Registration is required.

* This event will not be recorded. Personal recording without express permission is not permitted. The event will take place only in-person.

Uyghur Studies: A Workshop on Global Histories and Contemporary Economy with Rian Thum and Laura Murphy

About this event

Co-sponsored by SFU’s Faculty of Arts and Social SciencesDavid Lam CentreCentre for Comparative Muslim StudiesDepartment of Sociology and Anthropology and supported by SFU’s School for International Studies and UBC’s Department of Asian Studies

This event from 10 am to 3:30 pm will be divided into two 2 hour sessions, the first focused on the history and politics of the Uyghur region, the second focused on the contemporary economy of the region.

Between the two sessions there will be a break for lunch catered by the Baghven Uyghur restaurant at Vancouver.
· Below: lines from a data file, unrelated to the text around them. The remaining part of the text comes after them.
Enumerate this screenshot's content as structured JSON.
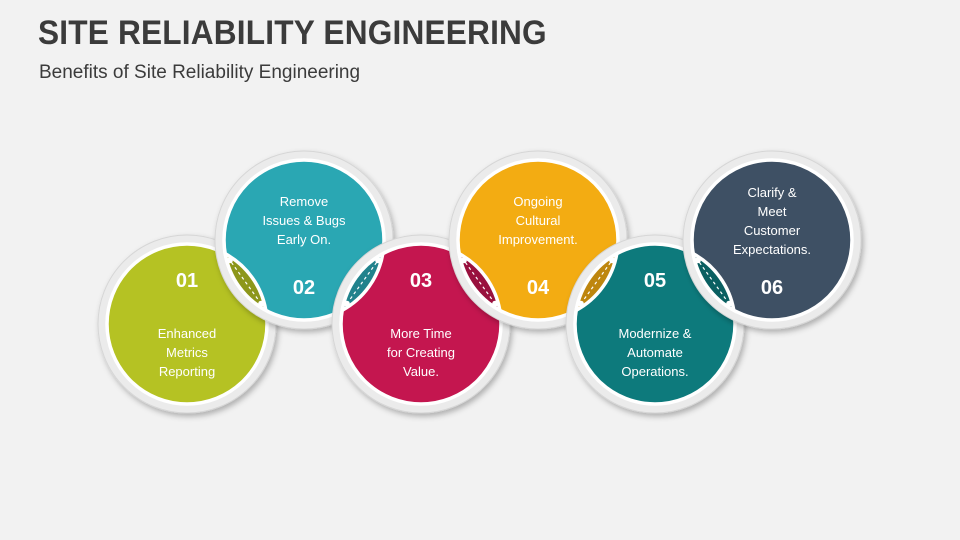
{
  "header": {
    "title": "SITE RELIABILITY ENGINEERING",
    "subtitle": "Benefits of Site Reliability Engineering"
  },
  "items": [
    {
      "number": "01",
      "lines": [
        "Enhanced",
        "Metrics",
        "Reporting"
      ],
      "color": "#b5c223"
    },
    {
      "number": "02",
      "lines": [
        "Remove",
        "Issues & Bugs",
        "Early On."
      ],
      "color": "#2aa7b3"
    },
    {
      "number": "03",
      "lines": [
        "More Time",
        "for Creating",
        "Value."
      ],
      "color": "#c4164f"
    },
    {
      "number": "04",
      "lines": [
        "Ongoing",
        "Cultural",
        "Improvement."
      ],
      "color": "#f3ac12"
    },
    {
      "number": "05",
      "lines": [
        "Modernize &",
        "Automate",
        "Operations."
      ],
      "color": "#0d7a7c"
    },
    {
      "number": "06",
      "lines": [
        "Clarify &",
        "Meet",
        "Customer",
        "Expectations."
      ],
      "color": "#3e5064"
    }
  ]
}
Session 1: “Where is ‘East Turkistan’?: the global origins of an Uyghur nationalist geography”

Dr. Rian Thum

The Chinese state today claims that the geographical term “East Turkistan” is inextricably linked to “extremism.” Many Uyghurs abroad insist that East Turkistan is the “original” name for their home region. Both parties agree that a briefly independent state in Kashgar called itself by this name. Where did this name come from? If we look to the manuscripts that dominated the local literary sphere in the region into the 20th century, the term “East Turkistan” is nowhere to be found. Foreign scholars have suggested that Uyghur nationalists borrowed it from Russian, but where did the Russians get it, and what roots, if any, does the term have in the indigenous traditions of the Tarim Basin? This talk traces the movement of the term “East Turkistan” around the globe and offers a draft history of its origins, arguing that the idea emerged from 11th-century Qarakhanid politics, subsequently shaped by the European Enlightenment, Russian trade, and eventually pan-Turkic nationalism.
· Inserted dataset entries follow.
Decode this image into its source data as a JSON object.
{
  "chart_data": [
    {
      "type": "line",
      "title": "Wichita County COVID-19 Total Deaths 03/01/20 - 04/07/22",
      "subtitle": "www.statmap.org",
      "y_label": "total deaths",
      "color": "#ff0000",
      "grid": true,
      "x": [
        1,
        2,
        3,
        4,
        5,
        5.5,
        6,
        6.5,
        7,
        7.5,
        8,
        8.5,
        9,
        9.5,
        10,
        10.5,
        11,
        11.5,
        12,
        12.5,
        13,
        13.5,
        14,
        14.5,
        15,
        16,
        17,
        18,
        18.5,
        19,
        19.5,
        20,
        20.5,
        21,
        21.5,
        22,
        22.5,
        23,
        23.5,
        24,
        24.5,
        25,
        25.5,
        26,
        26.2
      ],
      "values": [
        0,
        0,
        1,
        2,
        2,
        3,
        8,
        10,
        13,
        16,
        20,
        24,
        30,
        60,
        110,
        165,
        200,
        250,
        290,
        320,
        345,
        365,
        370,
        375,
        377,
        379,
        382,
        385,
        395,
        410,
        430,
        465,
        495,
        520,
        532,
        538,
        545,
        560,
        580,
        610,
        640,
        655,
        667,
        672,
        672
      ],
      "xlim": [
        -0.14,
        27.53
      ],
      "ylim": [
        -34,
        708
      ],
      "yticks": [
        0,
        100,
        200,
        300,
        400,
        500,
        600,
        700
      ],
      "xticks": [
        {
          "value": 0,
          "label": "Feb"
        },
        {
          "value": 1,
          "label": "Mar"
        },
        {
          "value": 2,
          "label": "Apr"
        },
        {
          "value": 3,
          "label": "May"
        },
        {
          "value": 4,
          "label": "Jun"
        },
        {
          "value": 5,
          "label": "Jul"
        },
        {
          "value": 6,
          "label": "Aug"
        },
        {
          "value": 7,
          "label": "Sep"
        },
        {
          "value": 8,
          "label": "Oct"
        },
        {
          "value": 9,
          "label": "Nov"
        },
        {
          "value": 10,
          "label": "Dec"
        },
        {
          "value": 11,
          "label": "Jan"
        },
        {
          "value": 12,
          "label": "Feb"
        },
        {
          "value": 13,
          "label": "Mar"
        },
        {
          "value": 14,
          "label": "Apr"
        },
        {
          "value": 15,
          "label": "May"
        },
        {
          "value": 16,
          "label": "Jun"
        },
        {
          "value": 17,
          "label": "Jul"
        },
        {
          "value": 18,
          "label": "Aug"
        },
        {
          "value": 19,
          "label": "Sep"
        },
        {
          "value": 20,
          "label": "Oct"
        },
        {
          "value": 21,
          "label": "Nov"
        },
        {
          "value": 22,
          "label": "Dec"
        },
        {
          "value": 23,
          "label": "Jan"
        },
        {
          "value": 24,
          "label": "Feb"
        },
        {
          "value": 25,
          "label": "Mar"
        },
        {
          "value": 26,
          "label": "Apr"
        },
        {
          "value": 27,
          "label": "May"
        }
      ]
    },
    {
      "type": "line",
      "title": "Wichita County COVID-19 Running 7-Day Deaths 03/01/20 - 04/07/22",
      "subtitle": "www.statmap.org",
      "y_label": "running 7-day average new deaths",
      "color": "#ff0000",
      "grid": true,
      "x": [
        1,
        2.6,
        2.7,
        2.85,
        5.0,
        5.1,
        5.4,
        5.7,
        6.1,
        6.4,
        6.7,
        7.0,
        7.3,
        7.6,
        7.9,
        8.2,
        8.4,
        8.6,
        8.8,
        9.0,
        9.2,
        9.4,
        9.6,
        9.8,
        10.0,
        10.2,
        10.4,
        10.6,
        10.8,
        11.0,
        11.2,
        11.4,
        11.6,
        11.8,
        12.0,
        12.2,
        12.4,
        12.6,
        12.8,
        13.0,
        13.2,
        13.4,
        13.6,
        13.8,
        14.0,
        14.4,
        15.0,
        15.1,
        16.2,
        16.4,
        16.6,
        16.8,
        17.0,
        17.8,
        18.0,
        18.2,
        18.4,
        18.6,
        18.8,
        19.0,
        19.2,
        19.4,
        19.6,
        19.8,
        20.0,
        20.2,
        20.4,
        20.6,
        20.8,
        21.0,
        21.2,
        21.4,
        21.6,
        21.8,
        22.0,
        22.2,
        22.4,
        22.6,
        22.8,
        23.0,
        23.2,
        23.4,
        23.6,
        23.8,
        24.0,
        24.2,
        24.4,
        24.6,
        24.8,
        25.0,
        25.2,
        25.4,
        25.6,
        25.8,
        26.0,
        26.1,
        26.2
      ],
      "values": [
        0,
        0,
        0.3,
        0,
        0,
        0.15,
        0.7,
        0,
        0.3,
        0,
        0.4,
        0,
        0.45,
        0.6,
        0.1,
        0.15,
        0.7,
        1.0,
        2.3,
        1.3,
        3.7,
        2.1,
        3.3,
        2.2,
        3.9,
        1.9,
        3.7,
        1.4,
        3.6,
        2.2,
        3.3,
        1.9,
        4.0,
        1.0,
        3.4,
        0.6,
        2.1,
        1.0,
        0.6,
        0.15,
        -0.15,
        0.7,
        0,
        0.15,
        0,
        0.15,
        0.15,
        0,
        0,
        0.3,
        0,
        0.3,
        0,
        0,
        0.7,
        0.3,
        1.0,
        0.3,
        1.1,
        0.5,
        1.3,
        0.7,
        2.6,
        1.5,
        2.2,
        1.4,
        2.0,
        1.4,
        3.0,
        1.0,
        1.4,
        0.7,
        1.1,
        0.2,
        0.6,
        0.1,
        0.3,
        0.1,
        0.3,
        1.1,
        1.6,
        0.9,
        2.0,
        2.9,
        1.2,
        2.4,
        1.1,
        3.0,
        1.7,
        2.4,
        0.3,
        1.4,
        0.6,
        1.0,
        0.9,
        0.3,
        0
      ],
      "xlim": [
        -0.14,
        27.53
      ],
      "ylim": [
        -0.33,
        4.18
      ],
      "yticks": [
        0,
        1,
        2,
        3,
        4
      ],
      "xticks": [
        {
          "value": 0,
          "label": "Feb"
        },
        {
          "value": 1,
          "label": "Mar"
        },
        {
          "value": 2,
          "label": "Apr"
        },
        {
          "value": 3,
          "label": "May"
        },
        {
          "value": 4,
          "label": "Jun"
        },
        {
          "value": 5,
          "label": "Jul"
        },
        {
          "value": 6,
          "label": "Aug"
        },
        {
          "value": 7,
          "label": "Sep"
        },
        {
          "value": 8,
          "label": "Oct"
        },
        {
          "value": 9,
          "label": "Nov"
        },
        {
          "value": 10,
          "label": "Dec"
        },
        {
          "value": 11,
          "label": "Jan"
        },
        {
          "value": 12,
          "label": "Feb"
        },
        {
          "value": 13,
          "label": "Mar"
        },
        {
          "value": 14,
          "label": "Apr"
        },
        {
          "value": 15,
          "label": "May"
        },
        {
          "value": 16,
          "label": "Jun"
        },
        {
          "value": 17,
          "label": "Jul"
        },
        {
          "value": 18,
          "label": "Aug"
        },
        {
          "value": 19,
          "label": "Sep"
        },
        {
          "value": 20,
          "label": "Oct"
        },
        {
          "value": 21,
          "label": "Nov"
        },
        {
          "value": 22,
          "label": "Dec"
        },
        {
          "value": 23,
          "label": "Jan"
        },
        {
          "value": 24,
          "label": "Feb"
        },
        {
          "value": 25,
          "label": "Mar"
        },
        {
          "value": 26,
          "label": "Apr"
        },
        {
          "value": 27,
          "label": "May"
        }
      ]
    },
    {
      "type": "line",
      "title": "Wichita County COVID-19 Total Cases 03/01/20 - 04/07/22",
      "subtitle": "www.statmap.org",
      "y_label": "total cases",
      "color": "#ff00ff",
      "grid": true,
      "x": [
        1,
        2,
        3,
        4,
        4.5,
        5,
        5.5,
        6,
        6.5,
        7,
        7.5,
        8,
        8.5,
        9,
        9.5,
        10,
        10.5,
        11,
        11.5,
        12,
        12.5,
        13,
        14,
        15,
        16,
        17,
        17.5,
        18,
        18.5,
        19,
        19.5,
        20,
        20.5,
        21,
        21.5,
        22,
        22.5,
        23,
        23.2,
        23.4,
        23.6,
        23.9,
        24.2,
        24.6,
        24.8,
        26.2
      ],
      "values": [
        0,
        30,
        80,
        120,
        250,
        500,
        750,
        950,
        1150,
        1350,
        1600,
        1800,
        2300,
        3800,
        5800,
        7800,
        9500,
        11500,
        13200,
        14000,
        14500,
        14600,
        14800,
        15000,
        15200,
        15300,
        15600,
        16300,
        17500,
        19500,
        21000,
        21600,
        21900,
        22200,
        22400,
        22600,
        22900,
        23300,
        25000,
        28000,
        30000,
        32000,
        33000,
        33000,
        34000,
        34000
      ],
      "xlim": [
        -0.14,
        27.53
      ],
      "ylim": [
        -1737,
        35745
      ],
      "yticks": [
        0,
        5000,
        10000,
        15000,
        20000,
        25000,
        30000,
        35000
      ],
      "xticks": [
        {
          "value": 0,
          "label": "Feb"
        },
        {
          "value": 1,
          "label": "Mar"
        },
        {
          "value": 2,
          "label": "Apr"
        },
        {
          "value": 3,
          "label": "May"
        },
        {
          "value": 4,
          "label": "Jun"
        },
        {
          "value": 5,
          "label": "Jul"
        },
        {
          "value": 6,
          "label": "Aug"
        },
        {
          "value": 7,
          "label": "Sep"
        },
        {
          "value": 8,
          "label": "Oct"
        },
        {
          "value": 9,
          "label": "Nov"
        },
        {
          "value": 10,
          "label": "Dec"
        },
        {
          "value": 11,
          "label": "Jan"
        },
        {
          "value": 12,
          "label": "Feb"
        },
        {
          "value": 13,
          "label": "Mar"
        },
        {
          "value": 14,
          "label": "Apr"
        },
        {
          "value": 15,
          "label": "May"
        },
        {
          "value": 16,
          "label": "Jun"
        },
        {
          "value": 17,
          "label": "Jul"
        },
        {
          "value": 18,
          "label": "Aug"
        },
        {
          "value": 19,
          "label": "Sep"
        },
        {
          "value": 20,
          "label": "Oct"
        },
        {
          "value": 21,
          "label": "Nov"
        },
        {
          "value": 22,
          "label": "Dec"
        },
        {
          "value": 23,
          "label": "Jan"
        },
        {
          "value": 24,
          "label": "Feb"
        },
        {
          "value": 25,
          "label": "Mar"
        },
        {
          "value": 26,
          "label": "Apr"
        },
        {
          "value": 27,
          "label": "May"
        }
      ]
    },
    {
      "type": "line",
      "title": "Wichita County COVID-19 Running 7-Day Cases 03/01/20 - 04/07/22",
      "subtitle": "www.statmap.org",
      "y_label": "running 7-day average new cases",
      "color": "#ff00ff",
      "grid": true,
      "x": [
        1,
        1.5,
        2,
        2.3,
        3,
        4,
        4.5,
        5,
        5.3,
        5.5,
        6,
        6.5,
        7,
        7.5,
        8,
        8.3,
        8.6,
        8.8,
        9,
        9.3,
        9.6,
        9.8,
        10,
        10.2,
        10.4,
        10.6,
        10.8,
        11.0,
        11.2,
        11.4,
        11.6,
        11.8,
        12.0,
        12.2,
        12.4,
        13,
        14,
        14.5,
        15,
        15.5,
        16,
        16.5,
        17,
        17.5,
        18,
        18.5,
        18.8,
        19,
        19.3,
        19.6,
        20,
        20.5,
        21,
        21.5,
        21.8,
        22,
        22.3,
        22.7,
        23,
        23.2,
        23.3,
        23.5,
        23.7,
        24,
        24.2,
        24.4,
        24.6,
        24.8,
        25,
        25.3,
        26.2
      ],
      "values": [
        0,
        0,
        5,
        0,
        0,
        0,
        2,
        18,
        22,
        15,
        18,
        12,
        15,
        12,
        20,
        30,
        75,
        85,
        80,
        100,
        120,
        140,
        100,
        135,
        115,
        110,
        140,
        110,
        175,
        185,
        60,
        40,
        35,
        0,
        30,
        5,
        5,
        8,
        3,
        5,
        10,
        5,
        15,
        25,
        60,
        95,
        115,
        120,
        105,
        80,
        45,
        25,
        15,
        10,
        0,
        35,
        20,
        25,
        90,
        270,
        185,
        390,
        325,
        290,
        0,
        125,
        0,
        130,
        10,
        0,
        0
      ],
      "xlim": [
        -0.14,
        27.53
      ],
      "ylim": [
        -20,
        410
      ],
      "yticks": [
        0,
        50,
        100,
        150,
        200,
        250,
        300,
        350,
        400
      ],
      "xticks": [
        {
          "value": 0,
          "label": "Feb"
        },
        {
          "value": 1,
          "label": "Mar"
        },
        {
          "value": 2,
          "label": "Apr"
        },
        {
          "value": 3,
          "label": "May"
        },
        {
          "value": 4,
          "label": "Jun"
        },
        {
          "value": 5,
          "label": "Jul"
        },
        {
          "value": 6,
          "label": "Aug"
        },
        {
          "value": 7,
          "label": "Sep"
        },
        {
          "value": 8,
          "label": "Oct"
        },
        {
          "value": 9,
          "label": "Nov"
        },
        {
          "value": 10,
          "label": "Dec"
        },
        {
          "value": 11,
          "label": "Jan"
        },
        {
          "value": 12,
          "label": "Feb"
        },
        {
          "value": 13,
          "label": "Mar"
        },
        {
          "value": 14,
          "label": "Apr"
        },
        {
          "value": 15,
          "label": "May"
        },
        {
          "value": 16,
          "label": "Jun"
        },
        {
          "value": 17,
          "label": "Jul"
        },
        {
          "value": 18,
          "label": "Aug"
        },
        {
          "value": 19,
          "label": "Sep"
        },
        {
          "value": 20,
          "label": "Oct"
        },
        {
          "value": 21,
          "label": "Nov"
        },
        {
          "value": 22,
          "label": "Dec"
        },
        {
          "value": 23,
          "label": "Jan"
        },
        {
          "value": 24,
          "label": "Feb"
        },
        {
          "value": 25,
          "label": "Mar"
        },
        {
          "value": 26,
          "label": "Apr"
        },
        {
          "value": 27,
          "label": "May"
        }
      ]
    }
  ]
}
Session 2: “State-Sponsored Forced Labor in the Uyghur Region”

Dr. Laura T. Murphy

Since at least 2018, the government of the People’s Republic of China has created a system of state-sponsored and -facilitated forced labor aimed at disciplining and exploiting Uyghur and other minoritized people of the Xinjiang Uyghur Autonomous Region. This presentation will suggest that the PRC government deliberately manufactures vulnerability among minoritized citizens of the region to subject them to forced labor and how the government’s coercion extends as well to the very companies that benefit from the campaign. Murphy will discuss the scope of the industries affected, the way the resulting forced labor made goods enter into North American supply chains, and the refusal on the part of industry to address these abuses. Throughout, Murphy will explore methods for researching labor rights abuses when worker’s voices are silenced and researchers cannot gain on-the-ground access.

Presenters

Rian Thum is Senior Lecturer in East Asian History at the University of Manchester. He is the author of The Sacred Routes of Uyghur History (Harvard University Press). His research and teaching are generally concerned with the interpenetration of China and the Muslim World.
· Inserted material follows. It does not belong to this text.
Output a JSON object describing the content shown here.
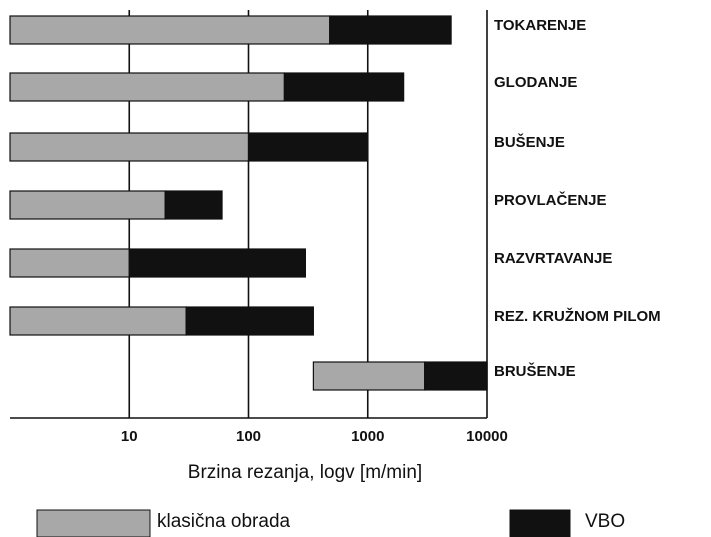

Laura Murphy is Professor of Human Rights and Contemporary Slavery at the Helena Kennedy Centre for International Justice at Sheffield Hallam University (UK). She is the author of The New Slave Narrative: The Battle over Representations of Contemporary Slavery (Columbia University Press, 2019), editor of Survivors of Slavery: Modern-Day Slave Narratives (Columbia University Press, 2014), and author of Metaphor and the Slave Trade in West African Literature (Ohio University Press, 2012). Professor Murphy’s research is broadly interested in forced labour globally, with a particular interest in survivor narratives and first-person testimony. She is currently working on several research projects about the Chinese government’s intertwined systems of internment and forced labour that have been inflicted on the people of the Uyghur Region.

Registration is required.

* This event will not be recorded. Personal recording without express permission is not permitted. The event will take place only in-person.